Bug 730811

Summary: hibernation often fails to resume and forces fsck
Product: Red Hat Enterprise Linux 6 Reporter: Matthew Mosesohn <mmosesoh>
Component: kernelAssignee: John Feeney <jfeeney>
Status: CLOSED WORKSFORME QA Contact: Red Hat Kernel QE team <kernel-qe>
Severity: medium Docs Contact:
Priority: unspecified    
Version: 6.3CC: chellwig, dchinner, esandeen, jfeeney, jmoyer, lczerner, mbroz, msanders, msnitzer, rwheeler, vgoyal
Target Milestone: rc   
Target Release: ---   
Hardware: Unspecified   
OS: Unspecified   
Whiteboard:
Fixed In Version: Doc Type: Bug Fix
Doc Text:
Story Points: ---
Clone Of: Environment:
Last Closed: 2011-11-01 14:42:38 UTC Type: ---
Regression: --- Mount Type: ---
Documentation: --- CRM:
Verified Versions: Category: ---
oVirt Team: --- RHEL 7.3 requirements from Atomic Host:
Cloudforms Team: --- Target Upstream Version:
Embargoed:
Bug Depends On:    
Bug Blocks: 637248    

Description Matthew Mosesohn 2011-08-15 19:58:10 UTC
Description of problem:
Hibernating in RHEL 6.1 and 6.2 pre-beta seems to cause crashes when resuming.  Then on next boot the system prompts for root password to run a manual fsck


Version-Release number of selected component (if applicable):
kernel-2.6.32-131.0.15.el6.x86_64
kernel-2.6.32-167.el6.x86_64

How reproducible:
Intermittent

Steps to Reproduce:
1. Boot system and log in
2. Start some applications, such as OpenOffice, Firefox, Thunderbird, Evince, Rhythmbox
3. Hibernate system
4. Resume from hibernation
  
Actual results:
About 30% of the time the system will kernel panic when resuming. 

Expected results:
Normal resume from hibernate

Additional info:

Comment 2 Ric Wheeler 2011-08-16 07:21:11 UTC
Can you please add in details on the file system used (ext4 I guess?), the IO stack and type of storage?

Thanks!

Comment 3 Matthew Mosesohn 2011-08-16 12:44:55 UTC
Ric,

ext4 LVMs with full disk LUKS encryption to a local 500gb SATA disk (on a  ThinkPad T520 laptop)
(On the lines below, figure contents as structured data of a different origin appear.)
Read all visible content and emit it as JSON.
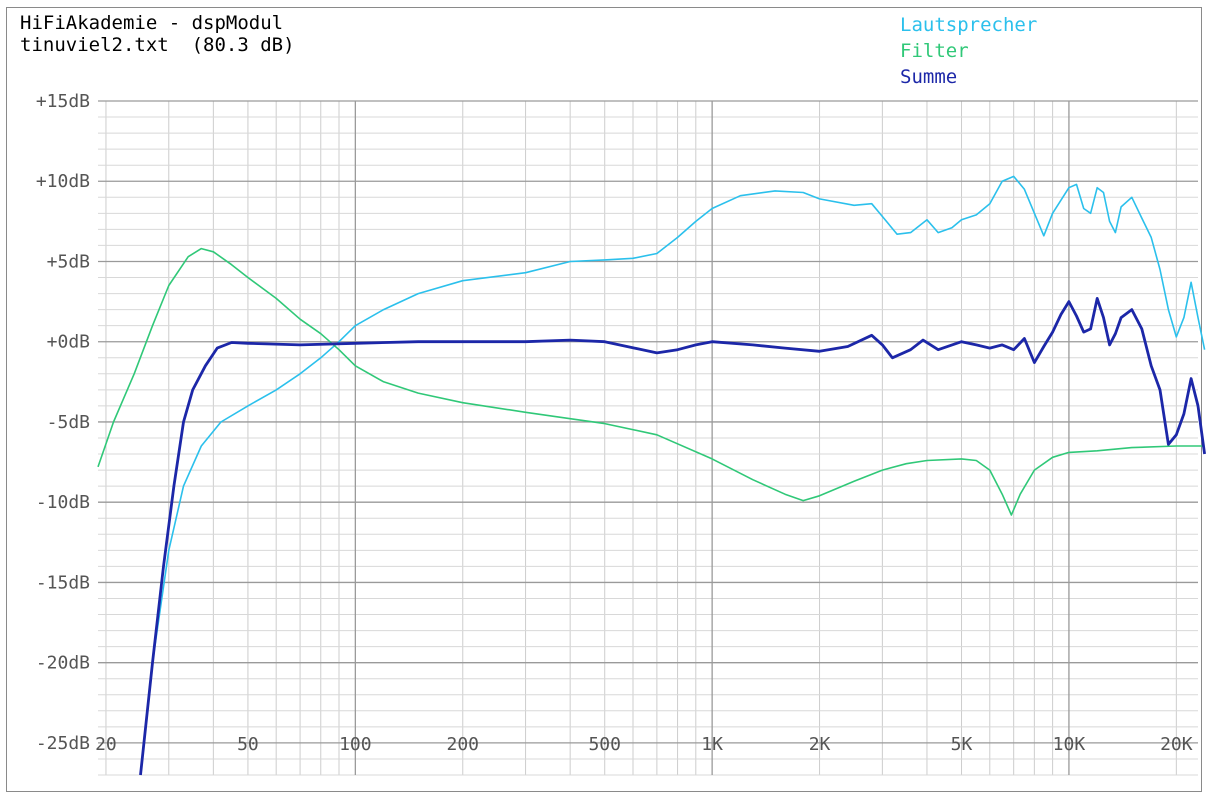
{
  "header": {
    "title": "HiFiAkademie - dspModul",
    "subtitle": "tinuviel2.txt  (80.3 dB)"
  },
  "chart_data": {
    "type": "line",
    "title": "HiFiAkademie - dspModul",
    "subtitle": "tinuviel2.txt  (80.3 dB)",
    "xscale": "log",
    "xlim": [
      19,
      23000
    ],
    "ylim": [
      -27,
      15
    ],
    "x_ticks": [
      {
        "value": 20,
        "label": "20"
      },
      {
        "value": 50,
        "label": "50"
      },
      {
        "value": 100,
        "label": "100"
      },
      {
        "value": 200,
        "label": "200"
      },
      {
        "value": 500,
        "label": "500"
      },
      {
        "value": 1000,
        "label": "1K"
      },
      {
        "value": 2000,
        "label": "2K"
      },
      {
        "value": 5000,
        "label": "5K"
      },
      {
        "value": 10000,
        "label": "10K"
      },
      {
        "value": 20000,
        "label": "20K"
      }
    ],
    "y_ticks": [
      {
        "value": 15,
        "label": "+15dB"
      },
      {
        "value": 10,
        "label": "+10dB"
      },
      {
        "value": 5,
        "label": "+5dB"
      },
      {
        "value": 0,
        "label": "+0dB"
      },
      {
        "value": -5,
        "label": "-5dB"
      },
      {
        "value": -10,
        "label": "-10dB"
      },
      {
        "value": -15,
        "label": "-15dB"
      },
      {
        "value": -20,
        "label": "-20dB"
      },
      {
        "value": -25,
        "label": "-25dB"
      }
    ],
    "grid": true,
    "legend_position": "top-right",
    "series": [
      {
        "name": "Lautsprecher",
        "color": "#2bc0ec",
        "points": [
          [
            25,
            -27
          ],
          [
            27,
            -20
          ],
          [
            30,
            -13
          ],
          [
            33,
            -9
          ],
          [
            37,
            -6.5
          ],
          [
            42,
            -5
          ],
          [
            50,
            -4
          ],
          [
            60,
            -3
          ],
          [
            70,
            -2
          ],
          [
            80,
            -1
          ],
          [
            90,
            0
          ],
          [
            100,
            1
          ],
          [
            120,
            2
          ],
          [
            150,
            3
          ],
          [
            200,
            3.8
          ],
          [
            300,
            4.3
          ],
          [
            400,
            5
          ],
          [
            500,
            5.1
          ],
          [
            600,
            5.2
          ],
          [
            700,
            5.5
          ],
          [
            800,
            6.5
          ],
          [
            900,
            7.5
          ],
          [
            1000,
            8.3
          ],
          [
            1200,
            9.1
          ],
          [
            1500,
            9.4
          ],
          [
            1800,
            9.3
          ],
          [
            2000,
            8.9
          ],
          [
            2500,
            8.5
          ],
          [
            2800,
            8.6
          ],
          [
            3000,
            7.8
          ],
          [
            3300,
            6.7
          ],
          [
            3600,
            6.8
          ],
          [
            4000,
            7.6
          ],
          [
            4300,
            6.8
          ],
          [
            4700,
            7.1
          ],
          [
            5000,
            7.6
          ],
          [
            5500,
            7.9
          ],
          [
            6000,
            8.6
          ],
          [
            6500,
            10.0
          ],
          [
            7000,
            10.3
          ],
          [
            7500,
            9.5
          ],
          [
            8000,
            8.0
          ],
          [
            8500,
            6.6
          ],
          [
            9000,
            8.0
          ],
          [
            10000,
            9.6
          ],
          [
            10500,
            9.8
          ],
          [
            11000,
            8.3
          ],
          [
            11500,
            8.0
          ],
          [
            12000,
            9.6
          ],
          [
            12500,
            9.3
          ],
          [
            13000,
            7.5
          ],
          [
            13500,
            6.8
          ],
          [
            14000,
            8.4
          ],
          [
            15000,
            9.0
          ],
          [
            16000,
            7.7
          ],
          [
            17000,
            6.5
          ],
          [
            18000,
            4.5
          ],
          [
            19000,
            2.0
          ],
          [
            20000,
            0.3
          ],
          [
            21000,
            1.5
          ],
          [
            22000,
            3.7
          ],
          [
            23000,
            1.5
          ],
          [
            24000,
            -0.5
          ]
        ]
      },
      {
        "name": "Filter",
        "color": "#30c878",
        "points": [
          [
            19,
            -7.8
          ],
          [
            21,
            -5
          ],
          [
            24,
            -2
          ],
          [
            27,
            1
          ],
          [
            30,
            3.5
          ],
          [
            34,
            5.3
          ],
          [
            37,
            5.8
          ],
          [
            40,
            5.6
          ],
          [
            45,
            4.8
          ],
          [
            50,
            4
          ],
          [
            60,
            2.7
          ],
          [
            70,
            1.4
          ],
          [
            80,
            0.5
          ],
          [
            90,
            -0.5
          ],
          [
            100,
            -1.5
          ],
          [
            120,
            -2.5
          ],
          [
            150,
            -3.2
          ],
          [
            200,
            -3.8
          ],
          [
            300,
            -4.4
          ],
          [
            400,
            -4.8
          ],
          [
            500,
            -5.1
          ],
          [
            700,
            -5.8
          ],
          [
            1000,
            -7.3
          ],
          [
            1300,
            -8.6
          ],
          [
            1600,
            -9.5
          ],
          [
            1800,
            -9.9
          ],
          [
            2000,
            -9.6
          ],
          [
            2500,
            -8.7
          ],
          [
            3000,
            -8.0
          ],
          [
            3500,
            -7.6
          ],
          [
            4000,
            -7.4
          ],
          [
            5000,
            -7.3
          ],
          [
            5500,
            -7.4
          ],
          [
            6000,
            -8.0
          ],
          [
            6500,
            -9.5
          ],
          [
            6900,
            -10.8
          ],
          [
            7300,
            -9.5
          ],
          [
            8000,
            -8.0
          ],
          [
            9000,
            -7.2
          ],
          [
            10000,
            -6.9
          ],
          [
            12000,
            -6.8
          ],
          [
            15000,
            -6.6
          ],
          [
            20000,
            -6.5
          ],
          [
            24000,
            -6.5
          ]
        ]
      },
      {
        "name": "Summe",
        "color": "#1c27a8",
        "points": [
          [
            25,
            -27
          ],
          [
            27,
            -20
          ],
          [
            29,
            -14
          ],
          [
            31,
            -9
          ],
          [
            33,
            -5
          ],
          [
            35,
            -3
          ],
          [
            38,
            -1.5
          ],
          [
            41,
            -0.4
          ],
          [
            45,
            -0.05
          ],
          [
            50,
            -0.1
          ],
          [
            70,
            -0.2
          ],
          [
            100,
            -0.1
          ],
          [
            150,
            0
          ],
          [
            200,
            0
          ],
          [
            300,
            0
          ],
          [
            400,
            0.1
          ],
          [
            500,
            0
          ],
          [
            700,
            -0.7
          ],
          [
            800,
            -0.5
          ],
          [
            900,
            -0.2
          ],
          [
            1000,
            0
          ],
          [
            1300,
            -0.2
          ],
          [
            1600,
            -0.4
          ],
          [
            2000,
            -0.6
          ],
          [
            2400,
            -0.3
          ],
          [
            2800,
            0.4
          ],
          [
            3000,
            -0.2
          ],
          [
            3200,
            -1.0
          ],
          [
            3600,
            -0.5
          ],
          [
            3900,
            0.1
          ],
          [
            4300,
            -0.5
          ],
          [
            5000,
            0
          ],
          [
            5500,
            -0.2
          ],
          [
            6000,
            -0.4
          ],
          [
            6500,
            -0.2
          ],
          [
            7000,
            -0.5
          ],
          [
            7500,
            0.2
          ],
          [
            8000,
            -1.3
          ],
          [
            8500,
            -0.3
          ],
          [
            9000,
            0.6
          ],
          [
            9500,
            1.7
          ],
          [
            10000,
            2.5
          ],
          [
            10500,
            1.6
          ],
          [
            11000,
            0.6
          ],
          [
            11500,
            0.8
          ],
          [
            12000,
            2.7
          ],
          [
            12500,
            1.5
          ],
          [
            13000,
            -0.2
          ],
          [
            13500,
            0.5
          ],
          [
            14000,
            1.5
          ],
          [
            15000,
            2.0
          ],
          [
            16000,
            0.8
          ],
          [
            17000,
            -1.5
          ],
          [
            18000,
            -3.0
          ],
          [
            19000,
            -6.4
          ],
          [
            20000,
            -5.8
          ],
          [
            21000,
            -4.5
          ],
          [
            22000,
            -2.3
          ],
          [
            23000,
            -4.0
          ],
          [
            24000,
            -7
          ]
        ]
      }
    ]
  }
}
Comment 4 Ric Wheeler 2011-08-16 13:33:16 UTC
Sounds like LUKS might be losing the write barrier/flush requests?

Comment 5 Jeff Moyer 2011-08-16 14:52:07 UTC
Tough to say without more debugging.  I think I'd start by assigning this to a device-mapper developer.

Comment 6 Eric Sandeen 2011-08-16 14:54:50 UTC
If you're in for more testing and have some hardware to do it, I'd start with a very simple storage stack, and then add things to it, testing along the way, until you can see which layer/component seems to cause the problem.

If it's ext4 on a plain partition, I'll perk up.  :)

Comment 7 Milan Broz 2011-08-16 16:24:21 UTC
It could be that FLUSH is lost somewhere, order is wrong, there is missing flush for workqueue (dmcrypt uses internal threads but DM core should send flush only if there is no IO in flight).

Seems to need more debugging. If flush is correctly backported, I do not think the problem is in dmcrypt. (It simply forwards flush to underlying device - the same like linear target. DM core should wait for previous IOs so flush is sent when dmcrypt has empty encryption queues.)

Is the hibernation code properly fixed to send flush when saving memory image to encrypted swap?

What is corrupted first - memory image loaded from swap during resuming or filesystem?
(I would try to hibernate and instead of resume run fsck from live CD - if there no corrupted fs, memory image in swap is corrupted and fs corruption is just consequence.)

Comment 8 Matthew Mosesohn 2011-08-16 16:31:40 UTC
Milan,

Are you requesting I try to reproduce that?

Comment 10 Matthew Mosesohn 2011-08-29 16:40:04 UTC
Is there any update on this request?

Comment 12 Matthew Garrett 2011-08-30 14:54:11 UTC
Matthew,

Can you attach the backtrace you get on resume?

Comment 18 Matthew Garrett 2011-10-04 15:42:16 UTC
Which kernel are you testing 6.2 with? Make sure that it's -199 or later.